Big Labor going under Supreme Court’s microscope

WASHINGTON EXAMINER EDITORIAL

Supreme Court justices will be putting Big Labor under a microscope during their current term. The justices will hear cases dealing with issues ranging from President Obama’s abuse of his recess-appointment power to pack the National Labor Relations Board with pro-union activists, to Big Labor’s attempts to pressure businesses and local governments into forcing their employees to join favored unions.

It’s good news that Chief Justice John Roberts and his eight black-robed colleagues are doing this. If anything, the justices should have been bolder because union bosses are exempt from a surprising number of laws that apply to everyone else.

One of the cases the justices have yet to hear is Ralphs Grocery Co. v. United Food and Commercial Workers. The case involves UFCW Local 8’s creation of a picket line directly in front of one of the nonunion chain’s stores in Sacramento. This went on, not for weeks or even months, but years.

Ordinarily, that would be trespassing, because the picket line was on Ralphs’ property. That is not the case in California, though, where the anti-trespassing law has a specific carve-out for unions.
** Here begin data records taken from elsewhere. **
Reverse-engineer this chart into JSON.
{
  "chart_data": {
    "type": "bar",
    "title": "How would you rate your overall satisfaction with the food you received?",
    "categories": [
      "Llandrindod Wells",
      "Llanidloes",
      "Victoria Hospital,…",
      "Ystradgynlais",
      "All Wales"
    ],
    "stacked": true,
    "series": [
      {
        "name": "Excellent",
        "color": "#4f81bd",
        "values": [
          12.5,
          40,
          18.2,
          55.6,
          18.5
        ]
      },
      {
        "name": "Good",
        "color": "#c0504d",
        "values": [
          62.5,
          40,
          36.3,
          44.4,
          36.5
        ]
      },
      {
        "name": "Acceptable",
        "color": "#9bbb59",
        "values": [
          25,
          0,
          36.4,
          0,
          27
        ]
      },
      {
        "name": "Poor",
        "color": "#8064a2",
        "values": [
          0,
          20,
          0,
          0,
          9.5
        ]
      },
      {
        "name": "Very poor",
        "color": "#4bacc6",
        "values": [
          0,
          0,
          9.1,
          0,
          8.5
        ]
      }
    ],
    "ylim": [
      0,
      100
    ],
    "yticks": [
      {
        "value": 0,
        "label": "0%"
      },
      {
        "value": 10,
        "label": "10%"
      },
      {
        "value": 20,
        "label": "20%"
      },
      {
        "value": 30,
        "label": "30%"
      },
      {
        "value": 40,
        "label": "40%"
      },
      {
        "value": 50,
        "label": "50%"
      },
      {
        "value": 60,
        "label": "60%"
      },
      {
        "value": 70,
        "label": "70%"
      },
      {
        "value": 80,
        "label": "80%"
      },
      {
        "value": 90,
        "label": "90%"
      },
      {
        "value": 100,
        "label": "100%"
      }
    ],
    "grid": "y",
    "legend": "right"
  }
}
This covers not just business locations but private residences, too. Nevada has a similar exemption. In Pennsylvania and Illinois, unions are exempt from state anti-stalking laws. People who follow you home and lurk in front of your door are legally protected if they can claim they are engaged in union activity.

There are even more outrageous examples than that. As the Capital Research Center recently documented, Big Labor officials have often been able to wriggle free from extortion charges, thanks to the Supreme Court’s 1973 Enmons case. The case exempted most union activity from the Hobbs Act, the federal government’s main anti-racketeering law.

As in the trespassing and stalking laws, the legal theory is that organizing to form a union deserves special protection since many of the activities would otherwise fall under criminal laws. That’s not much comfort to Matt and Mike Pestronk, contractors whose use of non-union labor attracted the ire of the Philadelphia Building Trades Union. The Pestronks have had to deal with threats, assaults on their employees, and vandalism. It got so nasty that union activists covered one Pestronk building with pictures of Matt’s wife and various bathroom wall obscenities.

In Buffalo last year, union lawyers, aided by the AFL-CIO, cited the Enmons ruling to ward off charges in a case where a construction company owner was stabbed in the neck, among other outrages. The National Institute for Labor Relations Research has tallied 8,799 incidents of union violence between 1975 and 2007, only 3 percent of which resulted in convictions.

There are other exemptions, too. In a 1982 case, the Supreme Court ruled that federal whistleblower protection laws do not apply to union employees. As a result, they can be legally retaliated against for uncovering serious corruption. It is hard to see how any of these exemptions serve the cause of justice or workers’ rights. The Supreme Court should take a hard look at all of them.